All this seems harmless enough, but it's the tone of the film that rankles. In their efforts to save turkeykind the birds determine to use whatever means necessary, even if it means bumping off humans in the process. Mind you, considering the way people are portrayed in this movie, you can see their point. Both Pilgrim fathers and modern citizens are shown as stupid, self-centered villains. Maybe I'm too sensitive but I don't think the suffering and starvation of early settlers is something to laugh about. A pilgrim actually dies in what is apparently meant to be a humorous exclamation point to the governor's comments. It's not funny. Speaking of Governor Bradford (Dan Fogler, Mars Needs Moms), if he and Miles Standish (Colm Meaney, Get Him to the Greek) were still around, they would probably have grounds for a defamation of character lawsuit.
There's some attempt to lighten things up with a romance between Reggie and a sprightly young turkey named Jenny (Amy Poehler, Alvin and the Chipmunks: Chipwrecked) but it never really gets off the ground. Despite the bad puns we expect from a kid's movie and a fainthearted attempt to make this a second-chance story, Free Birds is just depressing. The whole story is colored with the feeling of impending doom, and death actually occurs more than once. There's also a political overtone with the turkeys' dilemma a metaphor for the plight of Native Americans.

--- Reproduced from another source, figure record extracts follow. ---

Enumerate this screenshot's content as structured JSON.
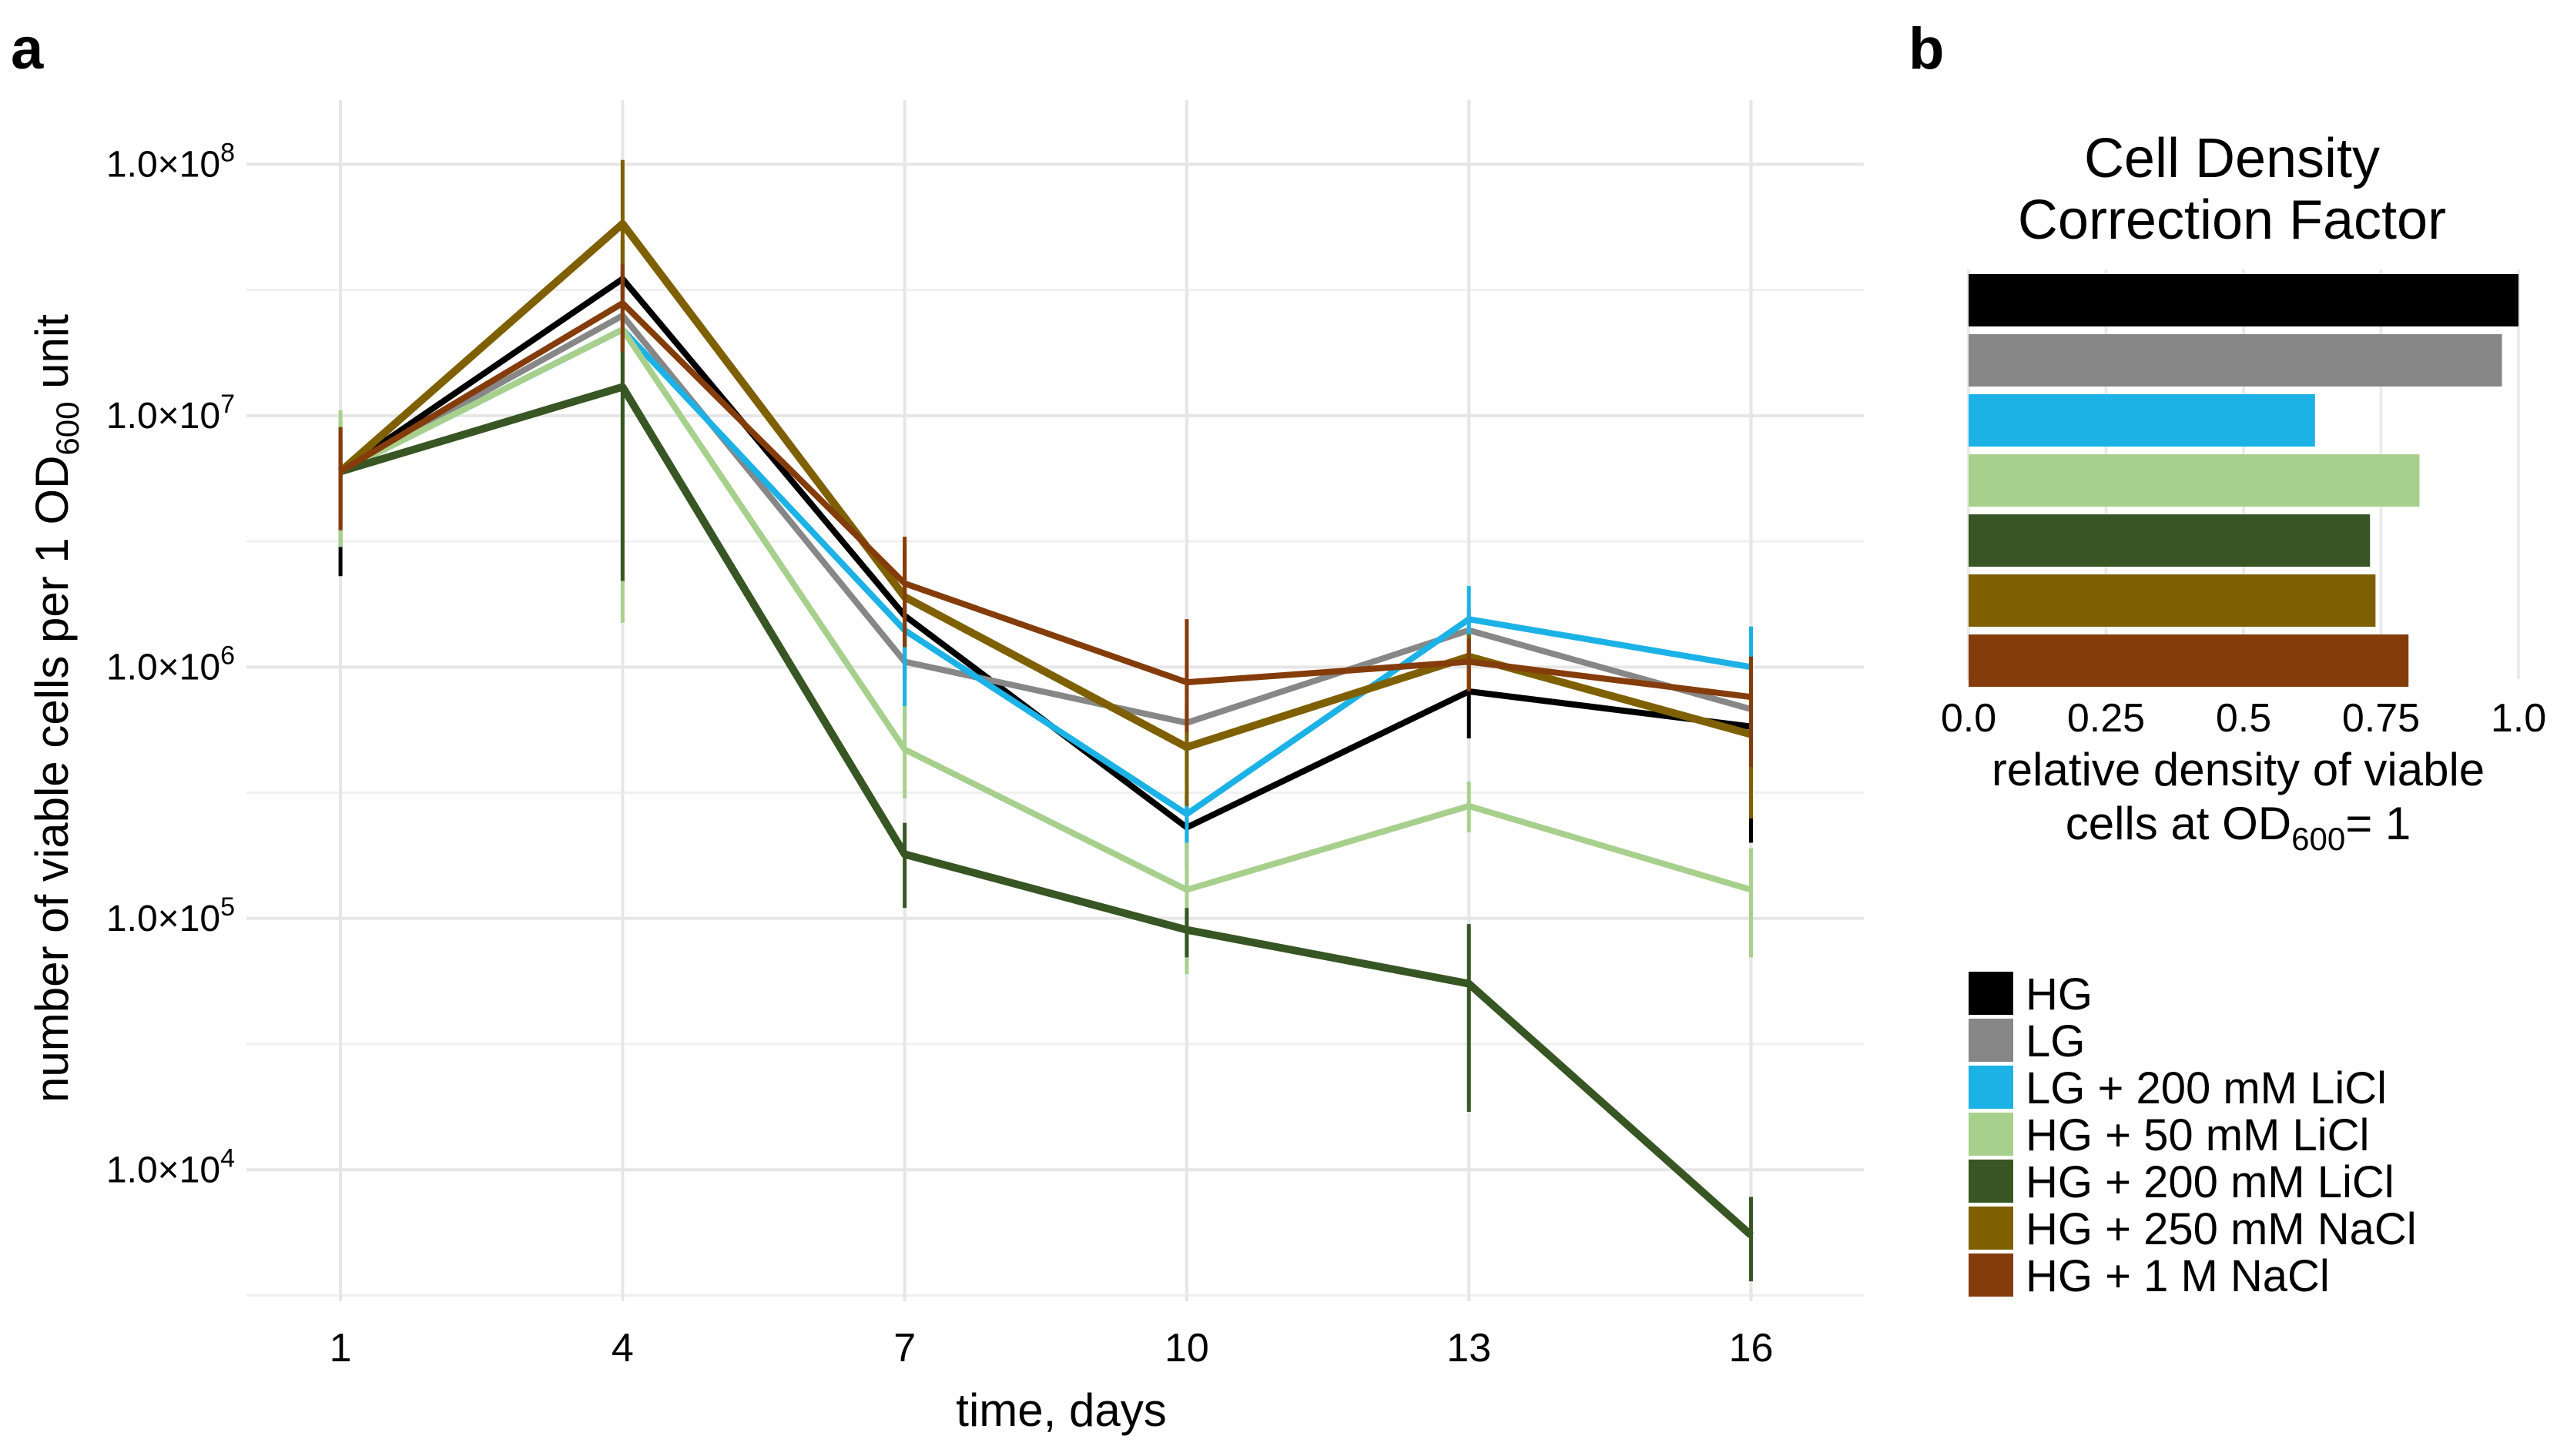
{
  "panels": {
    "a": "a",
    "b": "b"
  },
  "chart_data": [
    {
      "type": "line",
      "panel": "a",
      "title": "",
      "xlabel": "time, days",
      "ylabel_main": "number of viable cells per 1 OD",
      "ylabel_sub": "600",
      "ylabel_tail": " unit",
      "y_scale": "log10",
      "ylim": [
        3000,
        180000000
      ],
      "xlim": [
        0.0,
        17.2
      ],
      "grid": true,
      "x": [
        1,
        4,
        7,
        10,
        13,
        16
      ],
      "x_tick_labels": [
        "1",
        "4",
        "7",
        "10",
        "13",
        "16"
      ],
      "y_ticks": [
        {
          "value": 10000,
          "mant": "1.0×10",
          "exp": "4"
        },
        {
          "value": 100000,
          "mant": "1.0×10",
          "exp": "5"
        },
        {
          "value": 1000000,
          "mant": "1.0×10",
          "exp": "6"
        },
        {
          "value": 10000000,
          "mant": "1.0×10",
          "exp": "7"
        },
        {
          "value": 100000000,
          "mant": "1.0×10",
          "exp": "8"
        }
      ],
      "series": [
        {
          "name": "HG",
          "color": "#000000",
          "values": [
            6000000,
            35000000,
            1600000,
            230000,
            800000,
            580000
          ],
          "err_low": [
            2300000,
            18000000,
            900000,
            160000,
            520000,
            200000
          ],
          "err_high": [
            8000000,
            50000000,
            2200000,
            310000,
            1000000,
            850000
          ]
        },
        {
          "name": "LG",
          "color": "#878787",
          "values": [
            6000000,
            25000000,
            1050000,
            600000,
            1400000,
            680000
          ],
          "err_low": [
            3000000,
            15000000,
            700000,
            420000,
            1000000,
            250000
          ],
          "err_high": [
            9000000,
            35000000,
            1500000,
            800000,
            1700000,
            900000
          ]
        },
        {
          "name": "LG + 200 mM LiCl",
          "color": "#1cb2e6",
          "values": [
            6000000,
            22000000,
            1400000,
            260000,
            1550000,
            1000000
          ],
          "err_low": [
            3500000,
            17000000,
            600000,
            120000,
            1000000,
            600000
          ],
          "err_high": [
            9500000,
            30000000,
            2200000,
            420000,
            2100000,
            1450000
          ]
        },
        {
          "name": "HG + 50 mM LiCl",
          "color": "#a8d08d",
          "values": [
            6000000,
            22000000,
            470000,
            130000,
            280000,
            130000
          ],
          "err_low": [
            3000000,
            1500000,
            300000,
            60000,
            220000,
            70000
          ],
          "err_high": [
            10500000,
            28000000,
            700000,
            200000,
            350000,
            190000
          ]
        },
        {
          "name": "HG + 200 mM LiCl",
          "color": "#375623",
          "values": [
            6000000,
            13000000,
            180000,
            90000,
            55000,
            5500
          ],
          "err_low": [
            4000000,
            2200000,
            110000,
            70000,
            17000,
            3600
          ],
          "err_high": [
            8000000,
            22000000,
            240000,
            110000,
            95000,
            7800
          ]
        },
        {
          "name": "HG + 250 mM NaCl",
          "color": "#7e6000",
          "values": [
            6000000,
            58000000,
            1900000,
            480000,
            1100000,
            540000
          ],
          "err_low": [
            3500000,
            30000000,
            1200000,
            280000,
            800000,
            250000
          ],
          "err_high": [
            9000000,
            104000000,
            3000000,
            700000,
            1350000,
            800000
          ]
        },
        {
          "name": "HG + 1 M NaCl",
          "color": "#843c0b",
          "values": [
            6000000,
            28000000,
            2150000,
            870000,
            1050000,
            760000
          ],
          "err_low": [
            3500000,
            18000000,
            1200000,
            550000,
            800000,
            400000
          ],
          "err_high": [
            9000000,
            40000000,
            3300000,
            1550000,
            1300000,
            1100000
          ]
        }
      ]
    },
    {
      "type": "bar",
      "panel": "b",
      "orientation": "horizontal",
      "title_line1": "Cell Density",
      "title_line2": "Correction Factor",
      "xlabel_line1": "relative density of viable",
      "xlabel_line2_main": "cells at OD",
      "xlabel_line2_sub": "600",
      "xlabel_line2_tail": "= 1",
      "xlim": [
        0,
        1.0
      ],
      "x_ticks": [
        {
          "value": 0,
          "label": "0.0"
        },
        {
          "value": 0.25,
          "label": "0.25"
        },
        {
          "value": 0.5,
          "label": "0.5"
        },
        {
          "value": 0.75,
          "label": "0.75"
        },
        {
          "value": 1.0,
          "label": "1.0"
        }
      ],
      "categories": [
        "HG",
        "LG",
        "LG + 200 mM LiCl",
        "HG + 50 mM LiCl",
        "HG + 200 mM LiCl",
        "HG + 250 mM NaCl",
        "HG + 1 M NaCl"
      ],
      "values": [
        1.0,
        0.97,
        0.63,
        0.82,
        0.73,
        0.74,
        0.8
      ],
      "colors": [
        "#000000",
        "#878787",
        "#1cb2e6",
        "#a8d08d",
        "#375623",
        "#7e6000",
        "#843c0b"
      ]
    }
  ],
  "legend": [
    {
      "label": "HG",
      "color": "#000000"
    },
    {
      "label": "LG",
      "color": "#878787"
    },
    {
      "label": "LG + 200 mM LiCl",
      "color": "#1cb2e6"
    },
    {
      "label": "HG + 50 mM LiCl",
      "color": "#a8d08d"
    },
    {
      "label": "HG + 200 mM LiCl",
      "color": "#375623"
    },
    {
      "label": "HG + 250 mM NaCl",
      "color": "#7e6000"
    },
    {
      "label": "HG + 1 M NaCl",
      "color": "#843c0b"
    }
  ]
}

When the ending finally comes it's just dumb, and an egregious example of product placement, to boot. And don't get me started on "The Great Turkey" who is anything but holy. As Reggie is fond of pointing out, "There's no such thing as The Great Turkey," and nothing resembling moral values, either. What is here is a fair amount of name-calling, bullying, violence, and foul behavior from both man and fowl. Unless you're up for indigestion and demands from little ones to keep turkey off your holiday table, cross Free Birds off your movie menu.

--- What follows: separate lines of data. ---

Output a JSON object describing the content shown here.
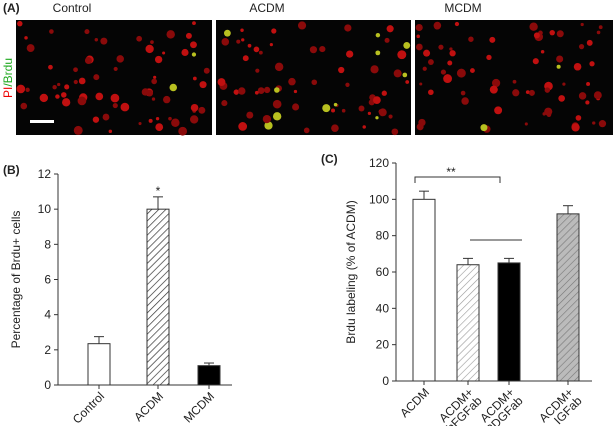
{
  "panel_a": {
    "label": "(A)",
    "titles": [
      "Control",
      "ACDM",
      "MCDM"
    ],
    "ylabel_parts": [
      "PI",
      "/Brdu"
    ]
  },
  "chart_data": [
    {
      "type": "bar",
      "label": "(B)",
      "ylabel": "Percentage of Brdu+ cells",
      "categories": [
        "Control",
        "ACDM",
        "MCDM"
      ],
      "values": [
        2.35,
        10.0,
        1.1
      ],
      "errors": [
        0.4,
        0.7,
        0.15
      ],
      "fills": [
        "white",
        "hatch",
        "black"
      ],
      "ylim": [
        0,
        12
      ],
      "yticks": [
        0,
        2,
        4,
        6,
        8,
        10,
        12
      ],
      "annotation": "*"
    },
    {
      "type": "bar",
      "label": "(C)",
      "ylabel": "Brdu labeling (% of ACDM)",
      "categories": [
        "ACDM",
        "ACDM+ bFGFab",
        "ACDM+ PDGFab",
        "ACDM+ IGFab"
      ],
      "values": [
        100,
        64,
        65,
        92
      ],
      "errors": [
        4.5,
        3.5,
        2.5,
        4.5
      ],
      "fills": [
        "white",
        "light-hatch",
        "black",
        "gray-hatch"
      ],
      "ylim": [
        0,
        120
      ],
      "yticks": [
        0,
        20,
        40,
        60,
        80,
        100,
        120
      ],
      "annotation": "**"
    }
  ]
}
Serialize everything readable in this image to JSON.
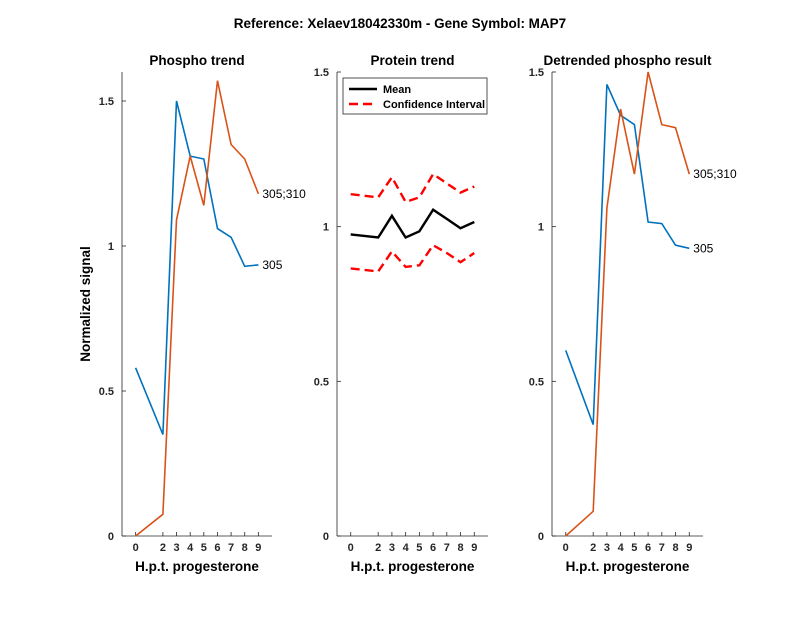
{
  "figure": {
    "title": "Reference:  Xelaev18042330m - Gene Symbol:  MAP7"
  },
  "colors": {
    "blue": "#0072BD",
    "orange": "#D95319",
    "mean": "#000000",
    "ci": "#FF0000"
  },
  "chart_data": [
    {
      "type": "line",
      "title": "Phospho trend",
      "xlabel": "H.p.t. progesterone",
      "ylabel": "Normalized signal",
      "xlim": [
        -1,
        10
      ],
      "ylim": [
        0,
        1.6
      ],
      "xticks": [
        0,
        2,
        3,
        4,
        5,
        6,
        7,
        8,
        9
      ],
      "yticks": [
        0,
        0.5,
        1,
        1.5
      ],
      "ytick_labels": [
        "0",
        "0.5",
        "1",
        "1.5"
      ],
      "x": [
        0,
        2,
        3,
        4,
        5,
        6,
        7,
        8,
        9
      ],
      "series": [
        {
          "name": "305",
          "color": "blue",
          "values": [
            0.58,
            0.35,
            1.5,
            1.31,
            1.3,
            1.06,
            1.03,
            0.93,
            0.935
          ]
        },
        {
          "name": "305;310",
          "color": "orange",
          "values": [
            0.0,
            0.075,
            1.09,
            1.31,
            1.14,
            1.57,
            1.35,
            1.3,
            1.18
          ]
        }
      ]
    },
    {
      "type": "line",
      "title": "Protein trend",
      "xlabel": "H.p.t. progesterone",
      "ylabel": "",
      "xlim": [
        -1,
        10
      ],
      "ylim": [
        0,
        1.5
      ],
      "xticks": [
        0,
        2,
        3,
        4,
        5,
        6,
        7,
        8,
        9
      ],
      "yticks": [
        0,
        0.5,
        1,
        1.5
      ],
      "ytick_labels": [
        "0",
        "0.5",
        "1",
        "1.5"
      ],
      "x": [
        0,
        2,
        3,
        4,
        5,
        6,
        7,
        8,
        9
      ],
      "legend": {
        "position": "top-left",
        "entries": [
          "Mean",
          "Confidence Interval"
        ]
      },
      "series": [
        {
          "name": "Mean",
          "color": "mean",
          "style": "solid",
          "values": [
            0.975,
            0.965,
            1.035,
            0.965,
            0.985,
            1.055,
            1.025,
            0.995,
            1.015
          ]
        },
        {
          "name": "Confidence Interval",
          "color": "ci",
          "style": "dashed",
          "values": [
            1.105,
            1.095,
            1.16,
            1.08,
            1.095,
            1.17,
            1.14,
            1.11,
            1.13
          ]
        },
        {
          "name": "Confidence Interval",
          "color": "ci",
          "style": "dashed",
          "values": [
            0.865,
            0.855,
            0.92,
            0.87,
            0.875,
            0.94,
            0.915,
            0.885,
            0.915
          ]
        }
      ]
    },
    {
      "type": "line",
      "title": "Detrended phospho result",
      "xlabel": "H.p.t. progesterone",
      "ylabel": "",
      "xlim": [
        -1,
        10
      ],
      "ylim": [
        0,
        1.5
      ],
      "xticks": [
        0,
        2,
        3,
        4,
        5,
        6,
        7,
        8,
        9
      ],
      "yticks": [
        0,
        0.5,
        1,
        1.5
      ],
      "ytick_labels": [
        "0",
        "0.5",
        "1",
        "1.5"
      ],
      "x": [
        0,
        2,
        3,
        4,
        5,
        6,
        7,
        8,
        9
      ],
      "series": [
        {
          "name": "305",
          "color": "blue",
          "values": [
            0.6,
            0.36,
            1.46,
            1.36,
            1.33,
            1.015,
            1.01,
            0.94,
            0.93
          ]
        },
        {
          "name": "305;310",
          "color": "orange",
          "values": [
            0.0,
            0.08,
            1.06,
            1.38,
            1.17,
            1.5,
            1.33,
            1.32,
            1.17
          ]
        }
      ]
    }
  ]
}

- Drugs/Alcohol: None noted.
- Language/Profanity: Some name-calling (“idiot” and the like); pilgrims use "bloody" and "bleeding" as profanity.
- Sex/Nudity: The turkeys keep their feathers on but there’s a lot of close-ups of turkey behinds waggling their tails and discussions about “glutes”. A kiss is intimated just off screen between turkeys. (Since they don’t have lips, kissing must be tricky for turkeys.) Reggie is mistaken for a female turkey due to his lack of masculine physique.
- Violent/Frightening/Intense: Turkeys and humans alike are often in mortal danger. There are deaths of both people and turkeys, the latter probably too sad for small viewers. Turkeys are shown being taken off to slaughter. Plenty of chase scenes and fighting, especially turkey-on-turkey tussles. One turkey slaps another.
- Spiritual Themes: One turkey claims to have been chosen by “The Great Turkey” but another is scornful that any such deity exists. Rightfully so, as it turns out, but the underlying message is that there is no God and anyone who believes differently is stupid.